While there are advantages to storing Bitcoin on CEX, it is important to remember that you are entrusting another party with the security of your cryptocurrency and keep in mind: no private key, no cryptocurrency.
Futures ETFs
Similar to spot ETFs, Bitcoin futures ETFs also provide BTC and trade on CEX, but unlike "physical" Bitcoin, they hold BTC futures contracts, as their name suggests.
Compared to spot products, futures-based ETFs are considered a suboptimal choice for Bitcoin investment tools because rolling futures contracts expose investors to contango and backwardation effects, causing futures-based tools to deviate from the asset prices they aim to track.
Issuers of Bitcoin futures ETFs charge management fees for their products, with ProShares Bitcoin Strategy ETF (BITO) being the largest BTC futures-based ETF in the U.S. by assets under management, requiring holders to pay an annual fee of 0.95%.
Popular U.S. Futures BTC ETFs:
- ProShares Bitcoin Strategy ETF (BITO)
Self-Custody
The cryptocurrency industry has experienced several exchange collapses, whether due to fraud or exploiting vulnerabilities, making it a risky decision to store Bitcoin on the CEX where you purchased it.

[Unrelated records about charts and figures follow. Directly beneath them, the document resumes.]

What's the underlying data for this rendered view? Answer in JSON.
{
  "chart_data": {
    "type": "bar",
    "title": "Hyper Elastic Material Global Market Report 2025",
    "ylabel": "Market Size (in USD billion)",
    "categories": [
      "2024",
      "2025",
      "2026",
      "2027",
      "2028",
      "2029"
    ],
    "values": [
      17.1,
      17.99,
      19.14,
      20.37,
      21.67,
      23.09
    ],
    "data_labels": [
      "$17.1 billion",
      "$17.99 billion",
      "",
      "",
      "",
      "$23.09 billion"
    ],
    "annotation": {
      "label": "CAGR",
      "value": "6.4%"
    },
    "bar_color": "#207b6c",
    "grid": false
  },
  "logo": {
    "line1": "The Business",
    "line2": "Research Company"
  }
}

With a bit of extra effort and technical knowledge, ordinary cryptocurrency users can adopt self-custody to eliminate a range of risks associated with exchange custody.

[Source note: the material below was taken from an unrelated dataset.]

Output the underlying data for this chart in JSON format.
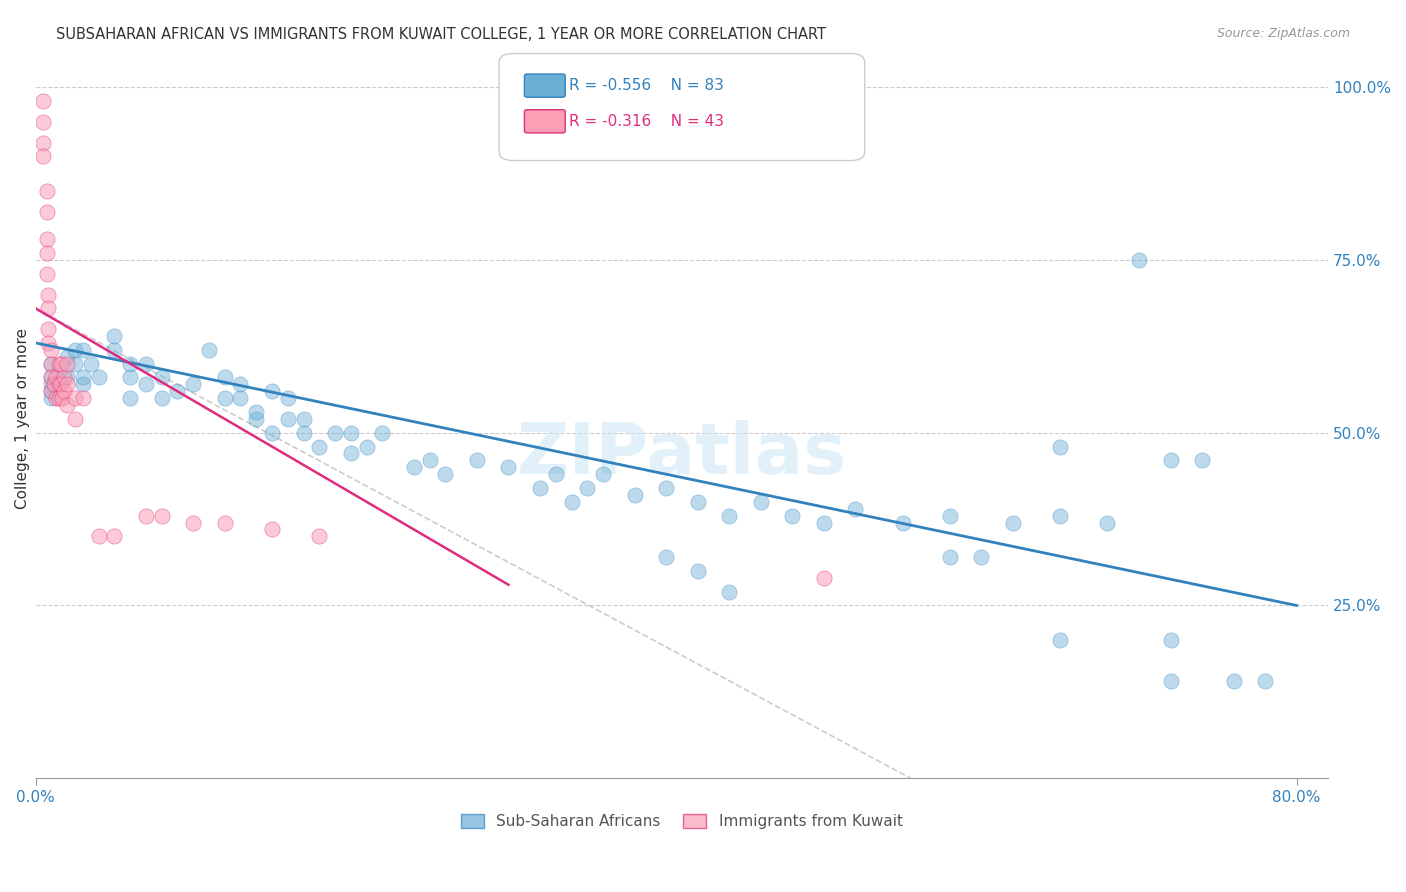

Aside from the upfront costs of purchasing a hardware wallet, which is a physical device needed to store access to your crypto assets' private keys, self-custody does not incur additional costs.
Modern hardware devices from companies like Ledger come with a simple setup process, allowing any user with basic online proficiency to easily achieve self-custody, but key management can be a challenge for users, as those who fail to properly record or protect their wallet's recovery phrases face the risk of losing 100% of their funds with no way to recover them.
Since Bitcoin does not support smart contracts, those who choose to self-custody Bitcoin must first send it to a CEX for sale, which increases the time to obtain investment liquidity, especially for large deposits that may trigger compliance alerts for large holders.